Marcedes Lewis has clearly become one of the league’s better receiving tight ends, but ranks among the elite players in the league when you add in his ability to block. As a run blocker he paves the way for Maurice Jones-Drew and company, and as a pass blocker he allowed just four quarterback pressures in 109 pass blocking assignments. In a conference that features tight ends such as Dallas Clark, Antonio Gates, Owen Daniels, Zach Miller and others, making the Pro Bowl is an accomplishment that can not be overlooked.

2. Daryl Smith – LB – Georgia TechDaryl Smith

There are certainly many underrated players in the NFL that don’t receive the recognition they deserve. At the top of that list is the Jaguars linebacker Daryl Smith. Somehow, year in and year out, Smith goes unrecognized by the majority of the national media and the fans. Yet stats and analysis continue to show him to be one of the league’s strongest defensive forces.

Football Outsiders made a measure of something they called “Defeats” in 2011. A Defeat is defined as any play that does one of three things: A) causes a turnover; B) causes a loss of yardage; or C) stops conversion on third of fourth down. Guess who came in at the top of their list?

The four players behind Smith were Justin Tuck, Cameron Wake, James Harrison and Demarcus Ware, accordingly. All four of those players made the Pro Bowl, while Smith was hardly considered.

In 2009, Daryl Smith ranked as Pro Football Focus’s top 4-3 outside linebacker. In his seven seasons with the team, Smith has started 106 of a possible 112 games. Yet somehow as he prepares for his 8th NFL season, Smith is still an unknown that will continue to play top-notch for the Jaguars defense.

1. Maurice Jones-Drew – RB – UCLA Maurice Jones-Drew

Easily the most recognizable and marketable player on the Jaguars, it’s easy to argue why Jones-Drew should be at the top of this list. In his five NFL seasons, Jones-Drew has accumulated a staggering 63 touchdowns, 54 of which came rushing. His 5428 yards rushing are second only to Fred Taylor on the franchise’s all-time leaderboard.

Jones-Drew is up to 98th on the NFL’s all-time yardage list and 50th on the all-time rushing touchdowns list. If he stays on his current pace, Jones-Drew could be in the top 25 in touchdowns and top 50 in yardage in as little as two seasons. At just under 5’8, Jones-Drew has defied the odds and naysayers that caused him to fall to 60th overall in the 2006 Draft and has become one of the league’s bonafide superstars.

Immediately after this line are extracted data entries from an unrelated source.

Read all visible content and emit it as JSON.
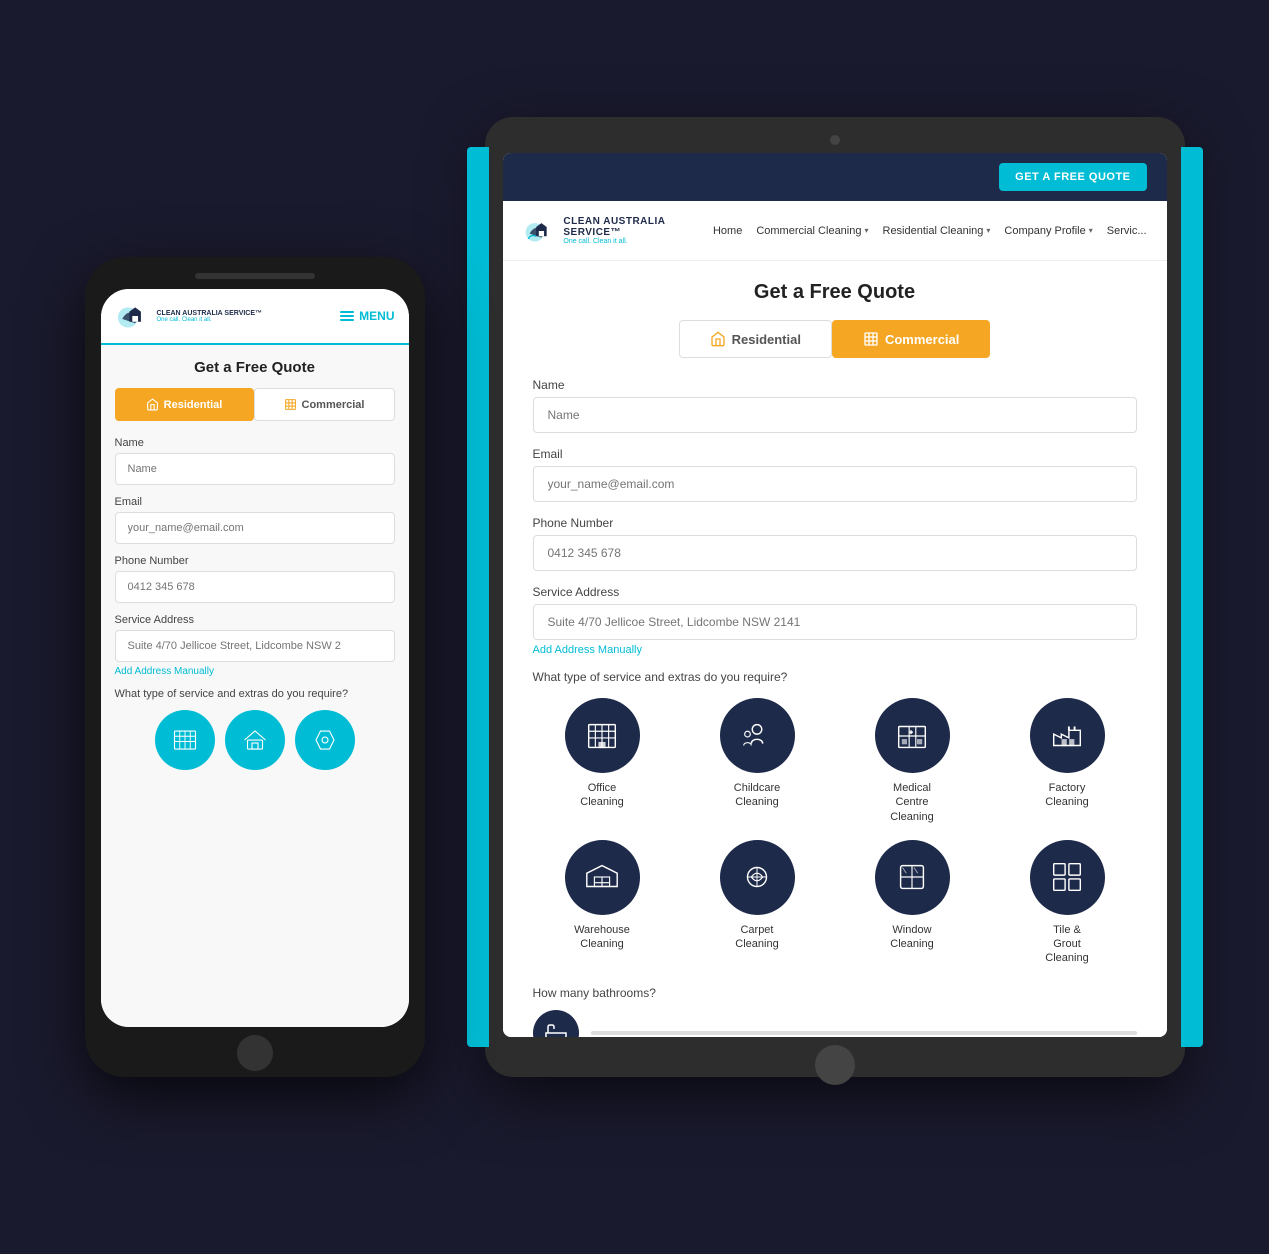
{
  "scene": {
    "background": "#1a1a2e"
  },
  "tablet": {
    "topbar": {
      "get_quote_btn": "GET A FREE QUOTE"
    },
    "nav": {
      "home": "Home",
      "commercial_cleaning": "Commercial Cleaning",
      "residential_cleaning": "Residential Cleaning",
      "company_profile": "Company Profile",
      "services": "Servic..."
    },
    "logo": {
      "main": "CLEAN AUSTRALIA SERVICE™",
      "sub": "One call. Clean it all."
    },
    "form": {
      "title": "Get a Free Quote",
      "tab_residential": "Residential",
      "tab_commercial": "Commercial",
      "name_label": "Name",
      "name_placeholder": "Name",
      "email_label": "Email",
      "email_placeholder": "your_name@email.com",
      "phone_label": "Phone Number",
      "phone_placeholder": "0412 345 678",
      "address_label": "Service Address",
      "address_placeholder": "Suite 4/70 Jellicoe Street, Lidcombe NSW 2141",
      "add_address": "Add Address Manually",
      "service_question": "What type of service and extras do you require?",
      "bathroom_question": "How many bathrooms?"
    },
    "services": [
      {
        "label": "Office\nCleaning",
        "icon": "office"
      },
      {
        "label": "Childcare\nCleaning",
        "icon": "childcare"
      },
      {
        "label": "Medical\nCentre\nCleaning",
        "icon": "medical"
      },
      {
        "label": "Factory\nCleaning",
        "icon": "factory"
      },
      {
        "label": "Warehouse\nCleaning",
        "icon": "warehouse"
      },
      {
        "label": "Carpet\nCleaning",
        "icon": "carpet"
      },
      {
        "label": "Window\nCleaning",
        "icon": "window"
      },
      {
        "label": "Tile &\nGrout\nCleaning",
        "icon": "grout"
      }
    ]
  },
  "phone": {
    "logo": {
      "main": "CLEAN AUSTRALIA SERVICE™",
      "sub": "One call. Clean it all."
    },
    "nav": {
      "menu": "MENU"
    },
    "form": {
      "title": "Get a Free Quote",
      "tab_residential": "Residential",
      "tab_commercial": "Commercial",
      "name_label": "Name",
      "name_placeholder": "Name",
      "email_label": "Email",
      "email_placeholder": "your_name@email.com",
      "phone_label": "Phone Number",
      "phone_placeholder": "0412 345 678",
      "address_label": "Service Address",
      "address_placeholder": "Suite 4/70 Jellicoe Street, Lidcombe NSW 2",
      "add_address": "Add Address Manually",
      "service_question": "What type of service and extras do you require?"
    }
  }
}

When Fred Taylor left there were questions whether or not a player of his stature would be able to be a featured running back in an offense, but he has had Pro Bowl seasons in each of the two seasons since Taylor’s departure.

Finding reasons to put Jones-Drew at the top of any list is not difficult as he has been the face of the franchise for the Jaguars and his accomplishments are endless. With a long-term contract signed in last year’s offseason, Jaguars fans can rest assured knowing Jones-Drew will continue to run over divisional rivals.